Visual Primitives Solve LMM Reference Gap

Embed Coordinates as Core Reasoning Units to Eliminate Reference Gap

Current large multimodal models (LMMs) suffer from a 'Reference Gap': natural language can't precisely pinpoint visual entities, causing failures in dense counting, multi-step spatial reasoning, and tracking. For example, asking 'What is the leftmost bird doing?' among 50 birds forces vague descriptions like 'gray bird near left edge,' collapsing logic chains.

DeepSeek's solution elevates bounding boxes (x1,y1,x2,y2) and points (x,y) from final outputs to 'visual primitives'—minimum units of thought. The model outputs coordinates inline during reasoning: 'I see a 452,23,804,411 climbing a tree (exclude); 50,447,647,771 on ground (include).' This anchors every step visually, mimicking human pointing while scanning, preventing lost tracks in dense scenes.

Built on DeepSeek-V4-Flash with DeepSeek-ViT vision encoder in LLaVA-style architecture (ViT features + LLM), it follows standard fusion but innovates in reasoning paradigm.

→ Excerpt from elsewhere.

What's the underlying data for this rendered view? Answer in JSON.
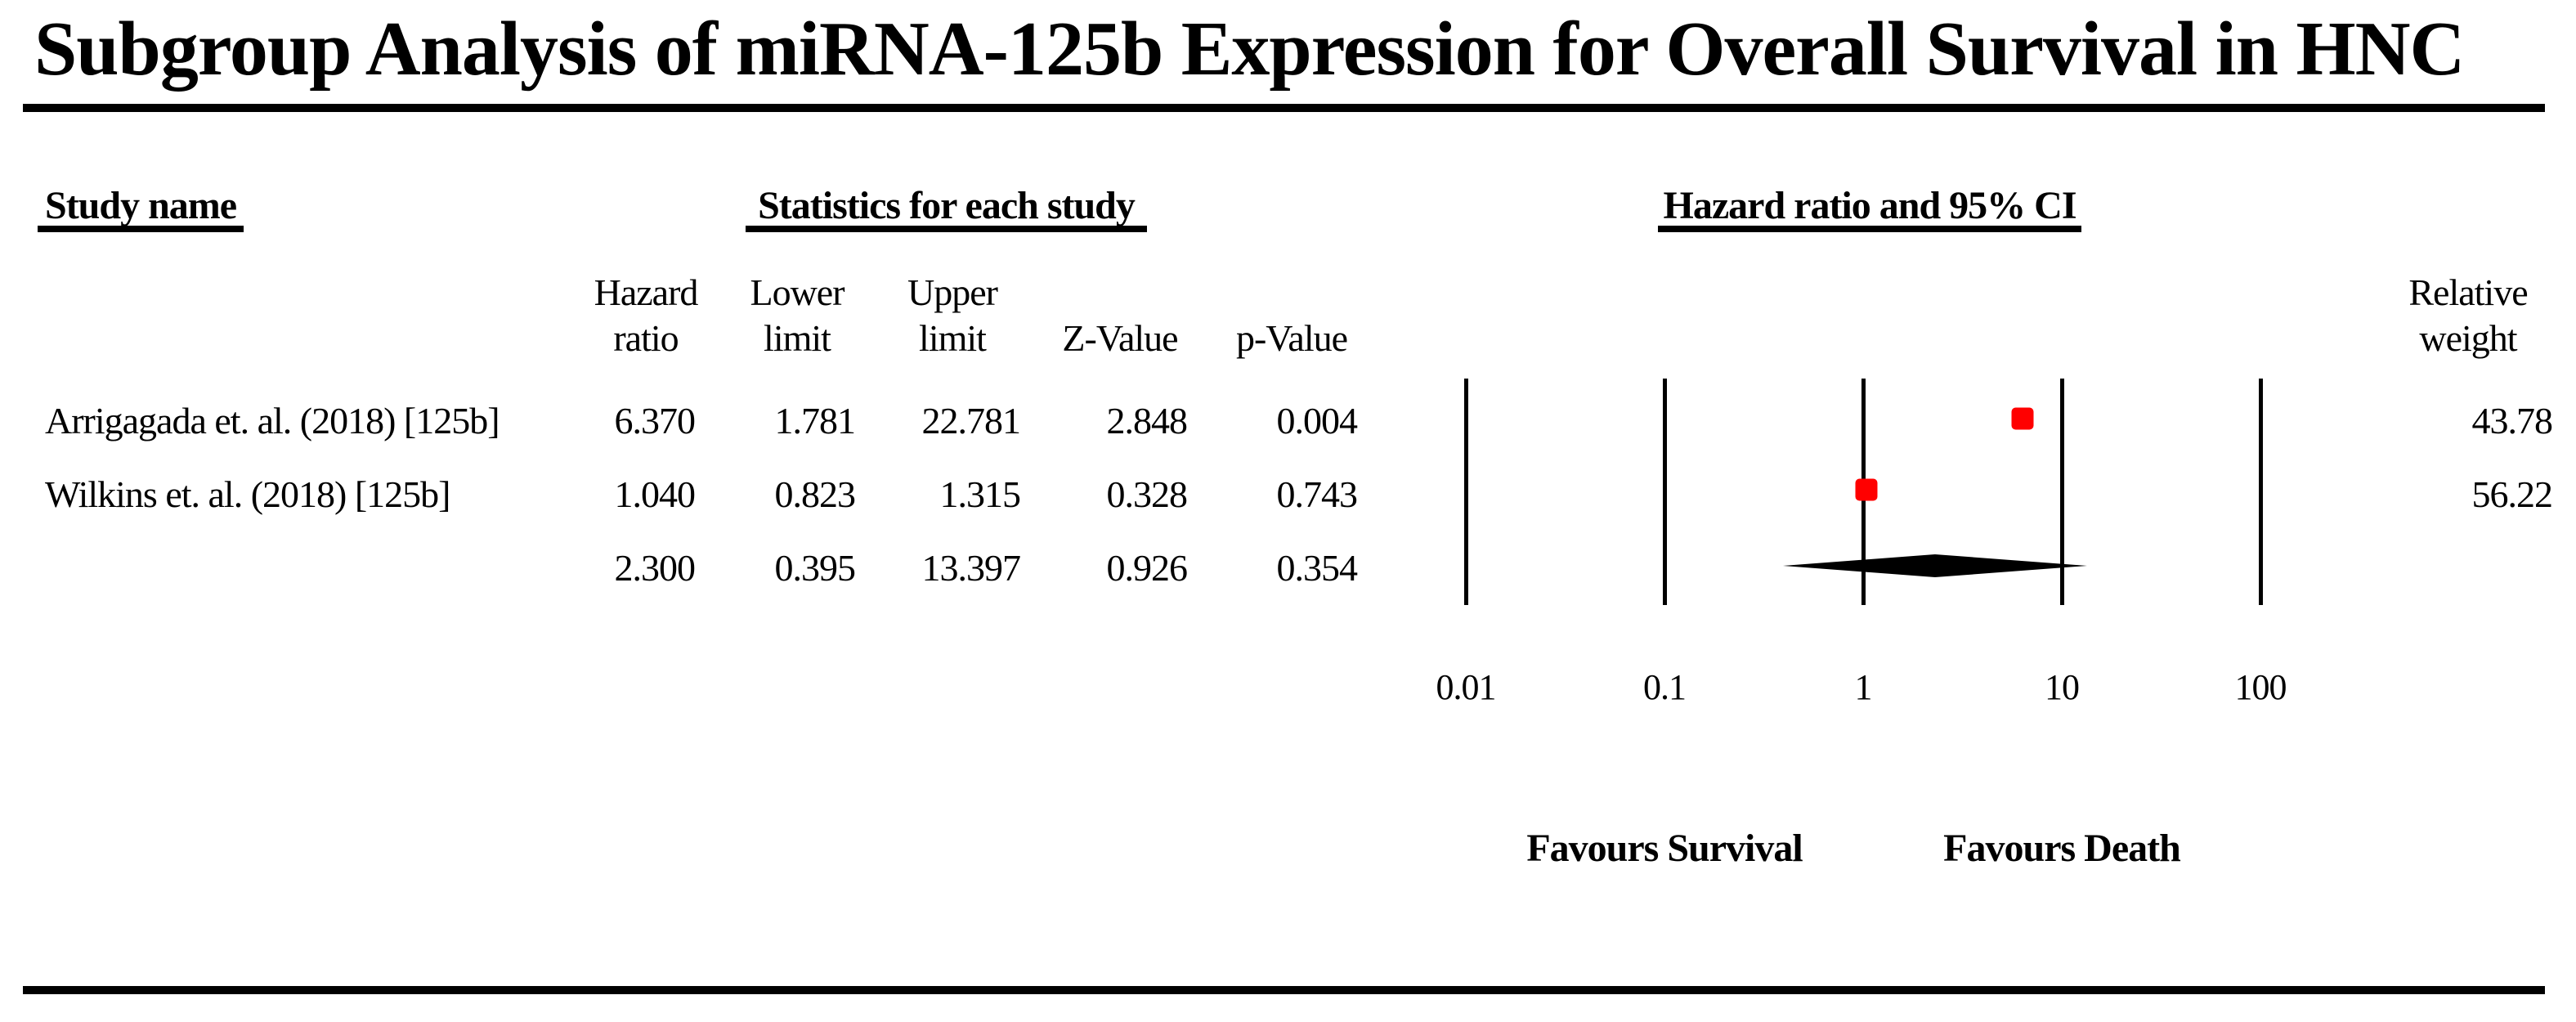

Achieve 7056x Token Compression with No Capability Loss

Processing an 800x800 image yields 2,916 patch tokens, bloating KV cache and slowing inference. DeepSeek applies two-stage compression: spatial (3x3 patches to 1 token, 2,916 → 324) + DeepSeek-V4-Flash's 4x Compressed Sparse Attention (324 → 81 tokens, ~90 KV slots total). Result: 7056x overall compression.

Comparisons: Gemma-4-31B (289 tokens), GPT-4o (740? note: likely GPT-4 variants), Claude-3.5-Sonnet (870? labeled 4.6), Gemini-1.5-Flash (1,100). DeepSeek uses 1/10th of Claude's tokens.

Performance holds: 77.2% average across 7 benchmarks (counting, spatial reasoning, maze navigation, path tracking), beating GPT-4o (71.1%), Claude-3.5-Sonnet (65.3%), Gemini-1.5-Flash (76.5%). Excels in multi-step tasks: maze navigation 66.9% (vs GPT-4o 50.6%), path tracking 56.7% (vs 46.5%), Pixmo-Count 89.2% (vs Gemini 88.2%), fine-grained counting 88.7% (vs Qwen2-VL 87.2%).

Five-Step Training Pipeline Yields Unified Spatial Expert

Pre-training: Crawl 97,984 bounding box sources (HuggingFace etc.), filter via Semantic Review (MLLM checks labels for nonsense/ambiguity/harm) + Geometric Review (valid framing, no truncation/giant boxes >90% area), retaining 31,701 sources → 40M+ samples.

SFT: Train separate box/point experts to avoid conflicts on small data.

RL: GRPO with 3 rewards—format (correct syntax, no duplicates/loops), quality (LLM-judged reasoning), accuracy (task-specific: counting reward = 1 / (1 + |pred - gt| / (gt + 1)) with α=0.7, β=3 for dense tolerance; maze: causal progress ratio + completeness, truncating illegal wall-passes).

Rejection Fine-Tuning: Merge experts.

On-Policy Distillation: Experts teach student via full-vocab logits + reverse KL (peaks multimodal distributions, cuts hallucinations).

Evaluations span counting (coarse/fine-grained, anchor per object), spatial reasoning (multi-hop/embodied), mazes (grids/circles/honeycombs, including unsolvable), path tracking (curvature at colorless intersections).

Real tasks shine: distinguishes Chihuahuas from muffins via semantics + boxes; infers gummy bear heavier than cabinet from scale tilt; links Golden Gate box to Warriors NBA team; diagrams latte steps on espresso machine photo.

Outperforms Language-Only and Auxiliary Grounding Paradigms

Text-only CoT (GPT-4V/Claude3) fails on ambiguity. High-res cropping (InternVL) clarifies but can't cross-patch reference. Post-verification (GRIT/DeepEyesV2) verifies linguistically. VGR aids but subordinates visuals.

DeepSeek makes primitives intrinsic: point-while-thinking drives reasoning, unlike Argus (2025 paper, arXiv:2505.23766) which explores architecture less deeply on data/rewards.